Barton Williams, a Vietnamese adoptee, has recently undertaken a spiritual trip in order to discover their origins. He recently wrote a children’s book, But What Are You?, based on his own experiences as an adoptee. This narrative evolved into a play named “FRAGILE: Handle With Care,” which Williams showcased at the Edinburgh and Adelaide Fringe Festivals. His recent trip to Vietnam was ground-breaking. More importantly, it provided him with the opportunity to face his past, to prepare for and have real interactions about adoption.
Williams, evacuated from Vietnam to Australia just weeks before the fall of Saigon in 1975 during Operation Babylift—the largest humanitarian adoption program globally—expressed the significance of returning to his homeland. He stated, “Returning to Vietnam this time the second time for me with other adoptees was really cathartic in the sense that it really allowed me to actually talk about it, whereas in the past I hadn’t really talked a lot about my past and my adoption.”
Accompanying Williams on this emotional journey was Sue-Yen Luiten, another adoptee who organized a bike ride connecting adoptees to Vietnam’s culture and people. Luiten, who was adopted from Vietnam at four weeks old and raised in Western Australia, has taken him 10 years to be able to plan this ride. Thirteen adoptees mostly from Down Under have undergone their own incredible odyssey. They rode 284 kilometers in four days, from Ho Chi Minh City to Sóc Trăng, through the communes along the Mekong Delta where each was born, during the Vietnam War.
The therapeutic impact of the bike ride on the participants was often profound. Luiten described it as “a really cathartic way to exercise and exorcise those sorts of feelings.” Their travels provided both of them with opportunities to reconnect with their broader heritage, while respecting and celebrating their common legacy as adoptees.
These adoptees have come to understand that, ever since 2015, their time to search for their biological families is nearing its end. Luiten noted, “Since 2015 – the 40th year of the end of the Vietnam War – it became evident that we as adoptees or children separated from our birth families due to the war, we’re running out of time to look for our families as they’re getting older.” That urgency speaks to the heart of anyone who has started down a similar path.
Kim Catford, another participant in the bikethevote bike ride, spoke about his years-long search for his birth mother. As he put it, “I’m like all the other orphans, or Vietnamese adoptees on this ride — I’m still looking for my birth mom. We’re hoping that they are searching for us, just like we’re searching for them.” Catford’s journey unearthed an amazing discovery—his father had been Danish. He had left his homeland behind, emigrated to the U.S. and served heroically as a soldier in the Vietnam war.

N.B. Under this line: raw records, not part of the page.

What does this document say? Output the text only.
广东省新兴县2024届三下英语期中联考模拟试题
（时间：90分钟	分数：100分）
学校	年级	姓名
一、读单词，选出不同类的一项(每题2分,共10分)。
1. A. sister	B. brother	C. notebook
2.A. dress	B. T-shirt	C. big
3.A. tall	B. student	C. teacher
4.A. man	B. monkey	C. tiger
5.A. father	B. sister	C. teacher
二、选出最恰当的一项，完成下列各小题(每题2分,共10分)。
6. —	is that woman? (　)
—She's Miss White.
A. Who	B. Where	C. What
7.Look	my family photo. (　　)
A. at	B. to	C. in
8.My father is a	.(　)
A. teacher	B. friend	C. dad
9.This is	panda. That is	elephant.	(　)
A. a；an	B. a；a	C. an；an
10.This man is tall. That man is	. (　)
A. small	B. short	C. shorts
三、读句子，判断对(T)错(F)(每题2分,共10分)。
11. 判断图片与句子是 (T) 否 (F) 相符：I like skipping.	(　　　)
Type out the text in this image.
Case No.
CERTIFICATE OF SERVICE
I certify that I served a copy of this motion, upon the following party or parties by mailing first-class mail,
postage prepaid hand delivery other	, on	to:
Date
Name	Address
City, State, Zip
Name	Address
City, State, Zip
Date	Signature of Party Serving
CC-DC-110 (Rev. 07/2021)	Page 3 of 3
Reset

The strong emotional bond between the adoptees and their land of birth became clear throughout their stay. One of the most touching scenes played out in Vietnam, where a former war refugee reunited with her mother. Cheerfully, she shouted, “Mabuhay and welcome home to your motherland! Barton Williams reflected on this experience, stating, “One of the mothers stood up in front of all the others…and she said in Vietnamese ‘Welcome back to your home country’. I thought that was the most beautiful thing. It brought a tear to everyone’s eye.”

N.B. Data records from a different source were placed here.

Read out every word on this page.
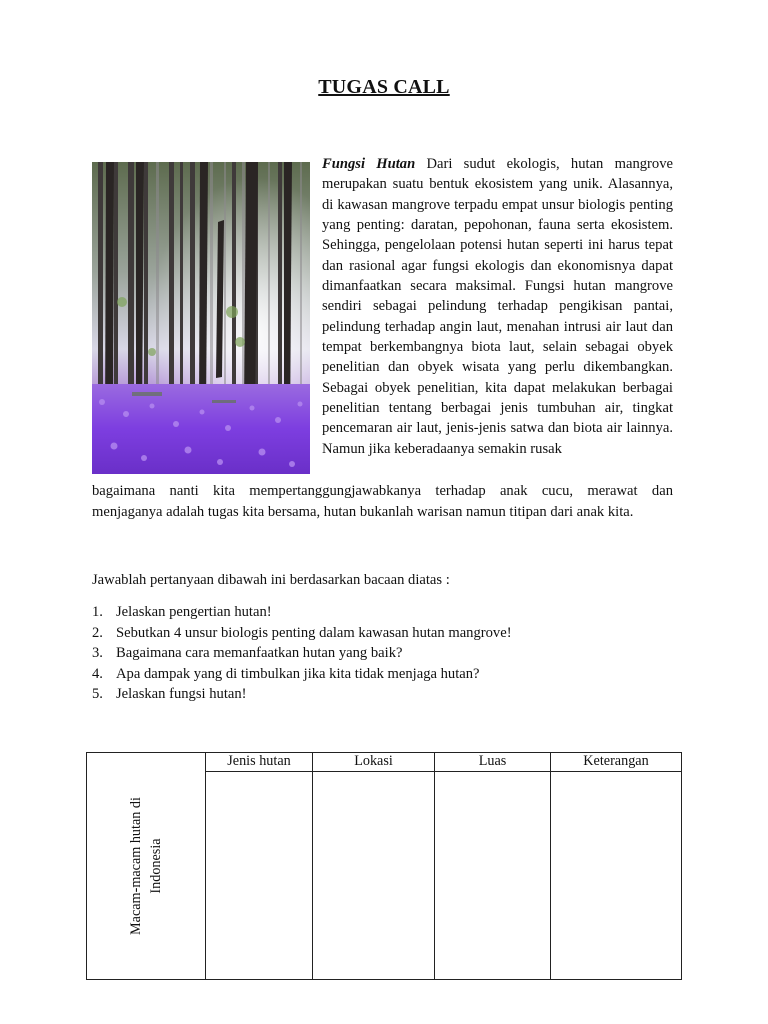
TUGAS CALL
Fungsi Hutan Dari sudut ekologis, hutan mangrove merupakan suatu bentuk ekosistem yang unik. Alasannya, di kawasan mangrove terpadu empat unsur biologis penting yang penting: daratan, pepohonan, fauna serta ekosistem. Sehingga, pengelolaan potensi hutan seperti ini harus tepat dan rasional agar fungsi ekologis dan ekonomisnya dapat dimanfaatkan secara maksimal. Fungsi hutan mangrove sendiri sebagai pelindung terhadap pengikisan pantai, pelindung terhadap angin laut, menahan intrusi air laut dan tempat berkembangnya biota laut, selain sebagai obyek penelitian dan obyek wisata yang perlu dikembangkan. Sebagai obyek penelitian, kita dapat melakukan berbagai penelitian tentang berbagai jenis tumbuhan air, tingkat pencemaran air laut, jenis-jenis satwa dan biota air lainnya. Namun jika keberadaanya semakin rusak
bagaimana nanti kita mempertanggungjawabkanya terhadap anak cucu, merawat dan
menjaganya adalah tugas kita bersama, hutan bukanlah warisan namun titipan dari anak kita.
Jawablah pertanyaan dibawah ini berdasarkan bacaan diatas :
1. Jelaskan pengertian hutan!
2. Sebutkan 4 unsur biologis penting dalam kawasan hutan mangrove!
3. Bagaimana cara memanfaatkan hutan yang baik?
4. Apa dampak yang di timbulkan jika kita tidak menjaga hutan?
5. Jelaskan fungsi hutan!
Macam-macam hutan di Indonesia	Jenis hutan	Lokasi	Luas	Keterangan
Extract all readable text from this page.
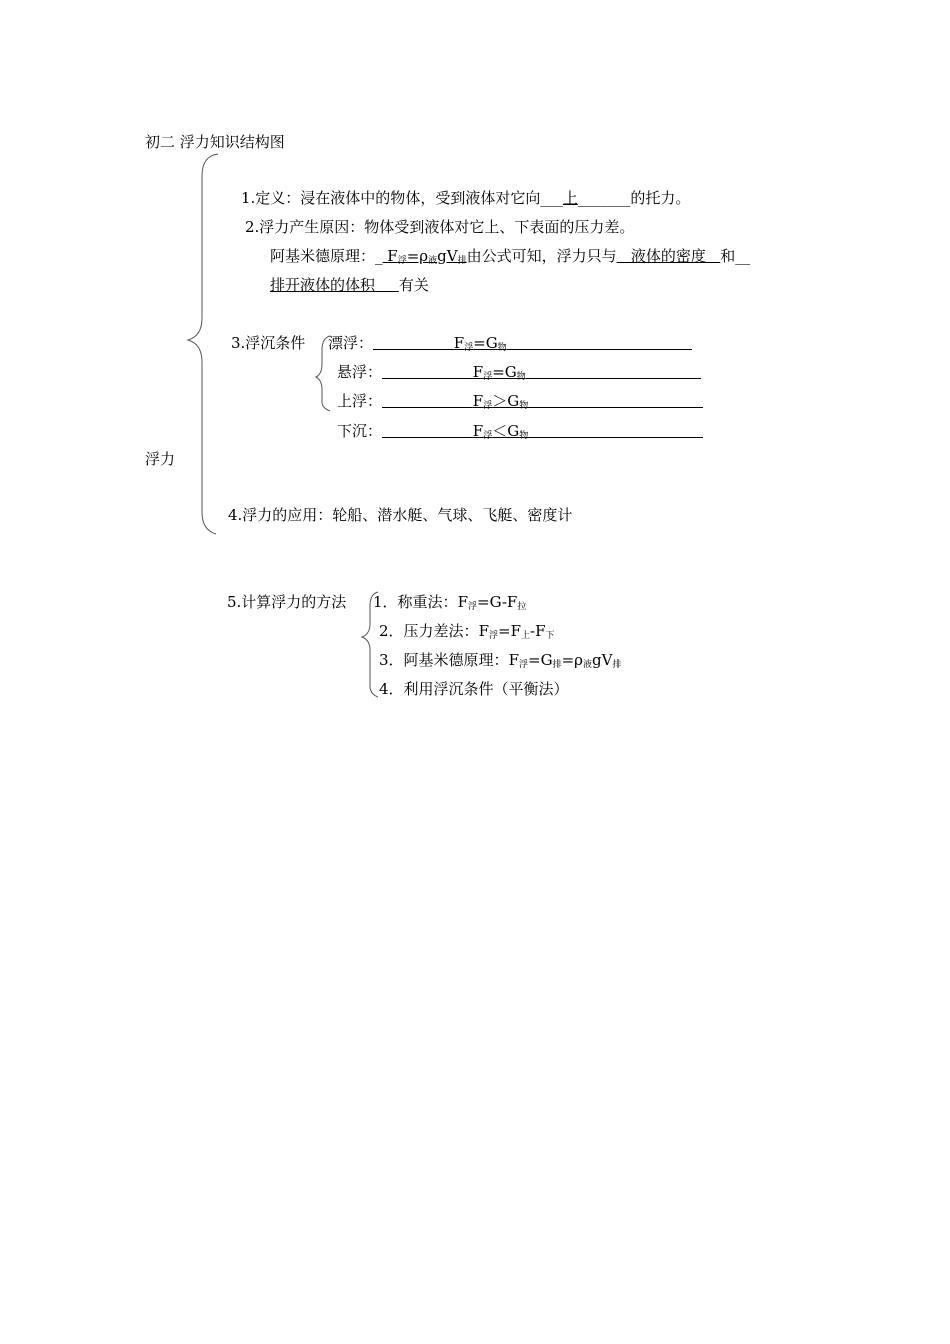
初二 浮力知识结构图
浮力
1.定义：浸在液体中的物体，受到液体对它向___上_______的托力。
2.浮力产生原因：物体受到液体对它上、下表面的压力差。
阿基米德原理：_ $F_浮=\rho_液gV_排$由公式可知，浮力只与   液体的密度   和__
排开液体的体积 有关
3.浮沉条件 漂浮：	$F_浮=G_物$
悬浮：	$F_浮=G_物$
上浮：	$F_浮>G_物$
下沉：	$F_浮<G_物$
4.浮力的应用：轮船、潜水艇、气球、飞艇、密度计
5.计算浮力的方法 1．称重法：$F_浮=G-F_拉$
2．压力差法：$F_浮=F_上-F_下$
3．阿基米德原理：$F_浮=G_排=\rho_液gV_排$
4．利用浮沉条件（平衡法）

From riding through busy market streets to stunning landscapes, the enthusiasm was contagious. They couldn’t stop imagining the day they would meet with their birth families. Luiten remarked, “It’s interesting to talk to the other adoptees about those moments that you sort of think, ‘wow, this could be her.’” These kinds of reflections emphasized the emotional contradiction of their transformative journeys.

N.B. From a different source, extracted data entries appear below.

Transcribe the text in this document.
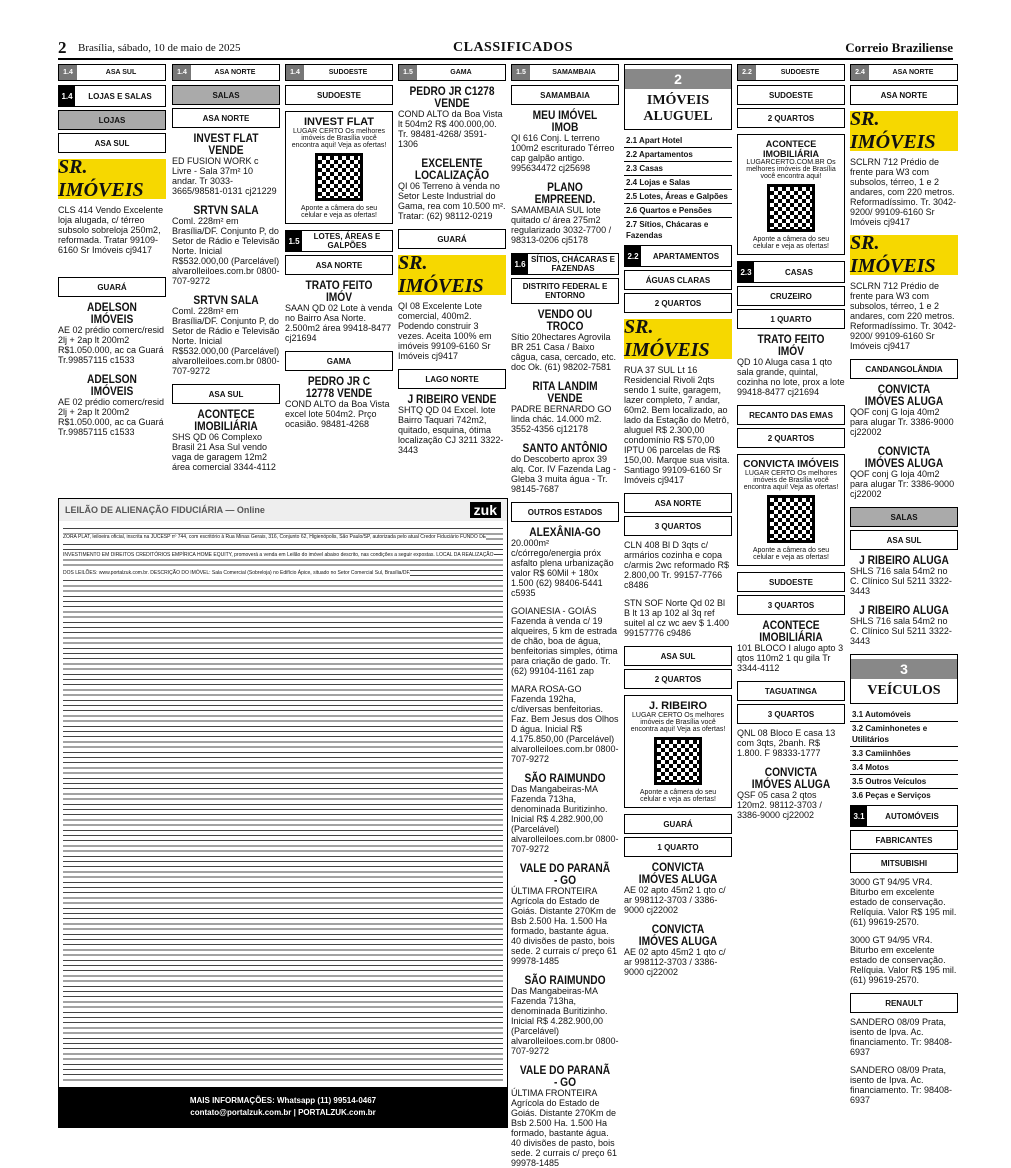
2 Brasília, sábado, 10 de maio de 2025	CLASSIFICADOS	Correio Braziliense
1.4	ASA SUL
1.4	LOJAS E SALAS
LOJAS
ASA SUL
SR. IMÓVEIS
CLS 414 Vendo Excelente loja alugada, c/ térreo subsolo sobreloja 250m2, reformada. Tratar 99109-6160 Sr Imóveis cj9417
GUARÁ
ADELSON IMÓVEIS
AE 02 prédio comerc/resid 2lj + 2ap lt 200m2 R$1.050.000, ac ca Guará Tr.99857115 c1533
ADELSON IMÓVEIS
AE 02 prédio comerc/resid 2lj + 2ap lt 200m2 R$1.050.000, ac ca Guará Tr.99857115 c1533
1.4	ASA NORTE
SALAS
ASA NORTE
INVEST FLAT VENDE
ED FUSION WORK c Livre - Sala 37m² 10 andar. Tr 3033-3665/98581-0131 cj21229
SRTVN SALA
Coml. 228m² em Brasília/DF. Conjunto P, do Setor de Rádio e Televisão Norte. Inicial R$532.000,00 (Parcelável) alvarolleiloes.com.br 0800-707-9272
SRTVN SALA
Coml. 228m² em Brasília/DF. Conjunto P, do Setor de Rádio e Televisão Norte. Inicial R$532.000,00 (Parcelável) alvarolleiloes.com.br 0800-707-9272
ASA SUL
ACONTECE IMOBILIÁRIA
SHS QD 06 Complexo Brasil 21 Asa Sul vendo vaga de garagem 12m2 área comercial 3344-4112
1.4	SUDOESTE
SUDOESTE
INVEST FLAT
LUGAR CERTO Os melhores imóveis de Brasília você encontra aqui! Veja as ofertas!
Aponte a câmera do seu celular e veja as ofertas!
1.5	LOTES, ÁREAS E GALPÕES
ASA NORTE
TRATO FEITO IMÓV
SAAN QD 02 Lote à venda no Bairro Asa Norte. 2.500m2 área 99418-8477 cj21694
GAMA
PEDRO JR C 12778 VENDE
COND ALTO da Boa Vista excel lote 504m2. Prço ocasião. 98481-4268
1.5	GAMA
PEDRO JR C1278 VENDE
COND ALTO da Boa Vista lt 504m2 R$ 400.000,00. Tr. 98481-4268/ 3591-1306
EXCELENTE LOCALIZAÇÃO
QI 06 Terreno à venda no Setor Leste Industrial do Gama, rea com 10.500 m². Tratar: (62) 98112-0219
GUARÁ
SR. IMÓVEIS
QI 08 Excelente Lote comercial, 400m2. Podendo construir 3 vezes. Aceita 100% em imóveis 99109-6160 Sr Imóveis cj9417
LAGO NORTE
J RIBEIRO VENDE
SHTQ QD 04 Excel. lote Bairro Taquari 742m2, quitado, esquina, ótima localização CJ 3211 3322-3443
1.5	SAMAMBAIA
SAMAMBAIA
MEU IMÓVEL IMOB
QI 616 Conj. L terreno 100m2 escriturado Térreo cap galpão antigo. 995634472 cj25698
PLANO EMPREEND.
SAMAMBAIA SUL lote quitado c/ área 275m2 regularizado 3032-7700 / 98313-0206 cj5178
1.6 SÍTIOS, CHÁCARAS E FAZENDAS
DISTRITO FEDERAL E ENTORNO
VENDO OU TROCO
Sítio 20hectares Agrovila BR 251 Casa / Baixo câgua, casa, cercado, etc. doc Ok. (61) 98202-7581
RITA LANDIM VENDE
PADRE BERNARDO GO linda chác. 14.000 m2. 3552-4356 cj12178
SANTO ANTÔNIO
do Descoberto aprox 39 alq. Cor. IV Fazenda Lag - Gleba 3 muita água - Tr. 98145-7687
OUTROS ESTADOS
ALEXÂNIA-GO
20.000m² c/córrego/energia próx asfalto plena urbanização valor R$ 60Mil + 180x 1.500 (62) 98406-5441 c5935
GOIANESIA - GOIÁS Fazenda à venda c/ 19 alqueires, 5 km de estrada de chão, boa de água, benfeitorias simples, ótima para criação de gado. Tr. (62) 99104-1161 zap
MARA ROSA-GO Fazenda 192ha, c/diversas benfeitorias. Faz. Bem Jesus dos Olhos D água. Inicial R$ 4.175.850,00 (Parcelável) alvarolleiloes.com.br 0800-707-9272
SÃO RAIMUNDO
Das Mangabeiras-MA Fazenda 713ha, denominada Buritizinho. Inicial R$ 4.282.900,00 (Parcelável) alvarolleiloes.com.br 0800-707-9272
VALE DO PARANÃ - GO
ÚLTIMA FRONTEIRA Agrícola do Estado de Goiás. Distante 270Km de Bsb 2.500 Ha. 1.500 Ha formado, bastante água. 40 divisões de pasto, bois sede. 2 currais c/ preço 61 99978-1485
SÃO RAIMUNDO
Das Mangabeiras-MA Fazenda 713ha, denominada Buritizinho. Inicial R$ 4.282.900,00 (Parcelável) alvarolleiloes.com.br 0800-707-9272
VALE DO PARANÃ - GO
ÚLTIMA FRONTEIRA Agrícola do Estado de Goiás. Distante 270Km de Bsb 2.500 Ha. 1.500 Ha formado, bastante água. 40 divisões de pasto, bois sede. 2 currais c/ preço 61 99978-1485
2
IMÓVEIS ALUGUEL
2.1 Apart Hotel
2.2 Apartamentos
2.3 Casas
2.4 Lojas e Salas
2.5 Lotes, Áreas e Galpões
2.6 Quartos e Pensões
2.7 Sítios, Chácaras e Fazendas
2.2	APARTAMENTOS
ÁGUAS CLARAS
2 QUARTOS
SR. IMÓVEIS
RUA 37 SUL Lt 16 Residencial Rivoli 2qts sendo 1 suíte, garagem, lazer completo, 7 andar, 60m2. Bem localizado, ao lado da Estação do Metrô, aluguel R$ 2.300,00 condomínio R$ 570,00 IPTU 06 parcelas de R$ 150,00. Marque sua visita. Santiago 99109-6160 Sr Imóveis cj9417
ASA NORTE
3 QUARTOS
CLN 408 Bl D 3qts c/ armários cozinha e copa c/armis 2wc reformado R$ 2.800,00 Tr. 99157-7766 c8486
STN SOF Norte Qd 02 Bl B lt 13 ap 102 al 3q ref suitel al cz wc aev $ 1.400 99157776 c9486
ASA SUL
2 QUARTOS
J. RIBEIRO
LUGAR CERTO Os melhores imóveis de Brasília você encontra aqui! Veja as ofertas!
Aponte a câmera do seu celular e veja as ofertas!
GUARÁ
1 QUARTO
CONVICTA IMÓVES ALUGA
AE 02 apto 45m2 1 qto c/ ar 998112-3703 / 3386-9000 cj22002
CONVICTA IMÓVES ALUGA
AE 02 apto 45m2 1 qto c/ ar 998112-3703 / 3386-9000 cj22002
2.2	SUDOESTE
SUDOESTE
2 QUARTOS
ACONTECE IMOBILIÁRIA
LUGARCERTO.COM.BR Os melhores imóveis de Brasília você encontra aqui!
Aponte a câmera do seu celular e veja as ofertas!
2.3	CASAS
CRUZEIRO
1 QUARTO
TRATO FEITO IMÓV
QD 10 Aluga casa 1 qto sala grande, quintal, cozinha no lote, prox a lote 99418-8477 cj21694
RECANTO DAS EMAS
2 QUARTOS
CONVICTA IMÓVEIS
LUGAR CERTO Os melhores imóveis de Brasília você encontra aqui! Veja as ofertas!
Aponte a câmera do seu celular e veja as ofertas!
SUDOESTE
3 QUARTOS
ACONTECE IMOBILIÁRIA
101 BLOCO I alugo apto 3 qtos 110m2 1 qu gila Tr 3344-4112
TAGUATINGA
3 QUARTOS
QNL 08 Bloco E casa 13 com 3qts, 2banh. R$ 1.800. F 98333-1777
CONVICTA IMÓVES ALUGA
QSF 05 casa 2 qtos 120m2. 98112-3703 / 3386-9000 cj22002
2.4	ASA NORTE
ASA NORTE
SR. IMÓVEIS
SCLRN 712 Prédio de frente para W3 com subsolos, térreo, 1 e 2 andares, com 220 metros. Reformadíssimo. Tr. 3042-9200/ 99109-6160 Sr Imóveis cj9417
SR. IMÓVEIS
SCLRN 712 Prédio de frente para W3 com subsolos, térreo, 1 e 2 andares, com 220 metros. Reformadíssimo. Tr. 3042-9200/ 99109-6160 Sr Imóveis cj9417
CANDANGOLÂNDIA
CONVICTA IMÓVES ALUGA
QOF conj G loja 40m2 para alugar Tr. 3386-9000 cj22002
CONVICTA IMÓVES ALUGA
QOF conj G loja 40m2 para alugar Tr: 3386-9000 cj22002
SALAS
ASA SUL
J RIBEIRO ALUGA
SHLS 716 sala 54m2 no C. Clínico Sul 5211 3322-3443
J RIBEIRO ALUGA
SHLS 716 sala 54m2 no C. Clínico Sul 5211 3322-3443
3
VEÍCULOS
3.1 Automóveis
3.2 Caminhonetes e Utilitários
3.3 Camiinhões
3.4 Motos
3.5 Outros Veículos
3.6 Peças e Serviços
3.1	AUTOMÓVEIS
FABRICANTES
MITSUBISHI
3000 GT 94/95 VR4. Biturbo em excelente estado de conservação. Relíquia. Valor R$ 195 mil. (61) 99619-2570.
3000 GT 94/95 VR4. Biturbo em excelente estado de conservação. Relíquia. Valor R$ 195 mil. (61) 99619-2570.
RENAULT
SANDERO 08/09 Prata, isento de Ipva. Ac. financiamento. Tr: 98408-6937
SANDERO 08/09 Prata, isento de Ipva. Ac. financiamento. Tr: 98408-6937
LEILÃO DE ALIENAÇÃO FIDUCIÁRIA — Online	zuk

ZORA PLAT, leiloeira oficial, inscrita na JUCESP nº 744, com escritório à Rua Minas Gerais, 316, Conjunto 62, Higienópolis, São Paulo/SP, autorizada pelo atual Credor Fiduciário FUNDO DE INVESTIMENTO EM DIREITOS CREDITÓRIOS EMPÍRICA HOME EQUITY, promoverá a venda em Leilão do imóvel abaixo descrito, nas condições a seguir expostas. LOCAL DA REALIZAÇÃO DOS LEILÕES: www.portalzuk.com.br. DESCRIÇÃO DO IMÓVEL: Sala Comercial (Sobreloja) no Edifício Ápice, situado no Setor Comercial Sul, Brasília/DF.

MAIS INFORMAÇÕES: Whatsapp (11) 99514-0467
contato@portalzuk.com.br | PORTALZUK.com.br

DNA testing has been a huge factor in other searches as well. Family reconnections using genetic testing, like Kim Catford’s reunion with European extended family seen here, are chronicled by Kinsey. While these individual stories play out, adoptees are doing everything they can to find their mothers. They look for fathers, siblings, and extended family members who were possibly separated during times of turbulence.